Dass Crichtons Mischung aus wissenschaftlichen Fakten und Fiktion in The Andromeda Strain eine so gelungene filmische Form fand, ist mit Robert Wise einem Regisseur geschuldet, der unverständlicherweise zu den immer noch unterschätzten Figuren des US-amerikanischen Kinos zählt. Wise begann seine Laufbahn bereits in den dreißiger Jahren als Editor bei RKO Pictures, dabei zeichnete er etwa für die Montage von Orson Welles’ Citizen Kane verantwortlich. Seine erste Inszenierung übernahm Wise 1944 bei The Course of the Cat People, als er für den ursprünglichen Regisseur einsprang. Im weiteren Verlauf seiner Karriere erwies sich Robert Wise als höchst stilsicherer Regisseur, der die unterschiedlichsten Genres zu meistern verstand. Zu seinem Œuvre zählen Science-Fiction-Filme (The Day the Earth Stood Still, 1951), Kriegsfilme (The Desert Rats, 1953), Western (Tribute to a Bad Man, 1956), Biopics (Somebody Up There Likes Me, 1956), Beziehungsdramen (Two for the Seesaw, 1962),Horror (The Haunting, 1963), Musicals (West Side Story, 1961; The Sound of Music, 1965) oder Katastrophenfilme (The Hindenburg, 1975).

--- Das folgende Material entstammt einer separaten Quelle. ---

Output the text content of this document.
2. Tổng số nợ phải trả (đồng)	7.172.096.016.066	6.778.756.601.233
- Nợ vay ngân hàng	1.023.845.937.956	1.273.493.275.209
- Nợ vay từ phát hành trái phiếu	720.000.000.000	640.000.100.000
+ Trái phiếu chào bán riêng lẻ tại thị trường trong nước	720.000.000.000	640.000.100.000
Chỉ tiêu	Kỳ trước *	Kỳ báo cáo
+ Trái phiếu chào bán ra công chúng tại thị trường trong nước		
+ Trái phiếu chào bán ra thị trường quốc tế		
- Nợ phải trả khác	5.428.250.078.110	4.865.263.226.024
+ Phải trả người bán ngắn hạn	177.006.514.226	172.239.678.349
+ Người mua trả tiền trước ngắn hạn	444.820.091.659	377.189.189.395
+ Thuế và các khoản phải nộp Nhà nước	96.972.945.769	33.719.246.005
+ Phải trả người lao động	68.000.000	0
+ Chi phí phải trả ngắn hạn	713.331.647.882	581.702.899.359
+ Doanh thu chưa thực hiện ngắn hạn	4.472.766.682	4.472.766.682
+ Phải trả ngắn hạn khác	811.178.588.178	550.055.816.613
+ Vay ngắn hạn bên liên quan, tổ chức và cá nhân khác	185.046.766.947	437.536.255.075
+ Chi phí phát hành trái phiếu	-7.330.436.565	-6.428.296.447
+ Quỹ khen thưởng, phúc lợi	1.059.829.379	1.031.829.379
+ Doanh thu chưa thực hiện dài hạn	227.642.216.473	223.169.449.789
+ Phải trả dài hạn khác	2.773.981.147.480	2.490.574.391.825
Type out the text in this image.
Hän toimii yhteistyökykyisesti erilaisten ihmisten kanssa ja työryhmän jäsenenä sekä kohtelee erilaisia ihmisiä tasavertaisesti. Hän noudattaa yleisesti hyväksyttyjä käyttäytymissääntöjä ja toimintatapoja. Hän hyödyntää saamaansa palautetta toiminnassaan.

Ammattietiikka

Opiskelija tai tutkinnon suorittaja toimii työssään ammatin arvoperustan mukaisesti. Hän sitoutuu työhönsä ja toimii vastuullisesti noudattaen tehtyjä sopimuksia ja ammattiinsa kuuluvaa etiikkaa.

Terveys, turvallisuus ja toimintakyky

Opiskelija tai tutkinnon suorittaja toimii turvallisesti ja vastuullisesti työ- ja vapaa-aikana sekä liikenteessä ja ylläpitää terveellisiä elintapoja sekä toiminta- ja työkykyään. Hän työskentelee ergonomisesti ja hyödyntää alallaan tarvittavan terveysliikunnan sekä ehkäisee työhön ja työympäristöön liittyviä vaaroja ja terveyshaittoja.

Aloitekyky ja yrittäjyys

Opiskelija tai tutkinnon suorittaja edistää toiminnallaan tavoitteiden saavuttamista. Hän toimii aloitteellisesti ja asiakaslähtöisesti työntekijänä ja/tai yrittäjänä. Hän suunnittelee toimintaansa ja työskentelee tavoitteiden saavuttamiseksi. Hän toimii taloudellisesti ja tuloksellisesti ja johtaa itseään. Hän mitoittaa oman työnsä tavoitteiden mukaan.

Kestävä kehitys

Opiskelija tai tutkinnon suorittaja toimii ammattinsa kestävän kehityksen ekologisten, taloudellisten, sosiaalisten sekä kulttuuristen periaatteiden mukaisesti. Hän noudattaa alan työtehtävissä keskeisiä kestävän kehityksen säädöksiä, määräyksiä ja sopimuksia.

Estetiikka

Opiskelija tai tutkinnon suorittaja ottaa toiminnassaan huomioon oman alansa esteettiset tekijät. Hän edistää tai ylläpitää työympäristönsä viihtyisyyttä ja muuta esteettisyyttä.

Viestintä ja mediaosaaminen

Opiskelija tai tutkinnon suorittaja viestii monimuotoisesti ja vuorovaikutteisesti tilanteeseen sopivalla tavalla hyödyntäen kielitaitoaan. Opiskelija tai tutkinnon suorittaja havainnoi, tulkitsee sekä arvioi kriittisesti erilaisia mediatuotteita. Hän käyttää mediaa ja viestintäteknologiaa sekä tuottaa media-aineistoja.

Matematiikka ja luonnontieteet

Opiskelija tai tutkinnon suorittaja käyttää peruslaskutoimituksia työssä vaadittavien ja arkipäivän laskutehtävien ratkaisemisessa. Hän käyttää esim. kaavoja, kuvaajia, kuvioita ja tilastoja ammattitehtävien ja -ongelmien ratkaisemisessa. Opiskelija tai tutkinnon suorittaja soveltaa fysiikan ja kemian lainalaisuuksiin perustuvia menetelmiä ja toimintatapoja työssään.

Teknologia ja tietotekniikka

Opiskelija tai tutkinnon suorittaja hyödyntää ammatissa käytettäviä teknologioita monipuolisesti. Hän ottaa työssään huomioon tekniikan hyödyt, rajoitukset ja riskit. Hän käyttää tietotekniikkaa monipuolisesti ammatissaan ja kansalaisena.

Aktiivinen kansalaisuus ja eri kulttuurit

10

Robert Wise zeichnete sich im Umgang mit derart unterschiedlichen Stoffen durch eine für ihn typische, von hoher Präzision geprägte Arbeitsweise und einen schnörkellosen, unprätentiösen Regiestil aus. Dabei blieb Wise – der ab Ende der fünfziger Jahre vermehrt als Produzent bei seinen Filmen agierte – nicht nur Garant für gehaltvolles Genrekino, immer wieder verband er auch publikumswirksame Stoffe mit brisanten Themen. In Odds Against Tomorrow (1959), einem klassischen Film noir, wird etwa die Frage des in der US-Gesellschaft herrschenden Rassismus deutlich angesprochen. Ein Jahr zuvor setzte Robert Wise mit dem auf der Lebensgeschichte von Barbara Graham beruhenden I Want to Live! ein True-Crime-Drama in Szene, das als eindringliches Plädoyer gegen die Todesstrafe Message Cinema allererster Güte repräsentiert und zu seinen herausragenden Arbeiten zählt. Der mit großem Budget produzierte The Sand Pebbles (Kanonenboot am Yangtse-Kiang,1966, mit Steve
McQueen in der Hauptrolle), der eine Episode um ein Kanonenboot der US-Navy während des Chinesischen Bürgerkriegs in den zwanziger Jahren behandelt, erweist sich als klar erkennbare Kritik an der militärischen Intervention der Vereinigten Staaten in Vietnam.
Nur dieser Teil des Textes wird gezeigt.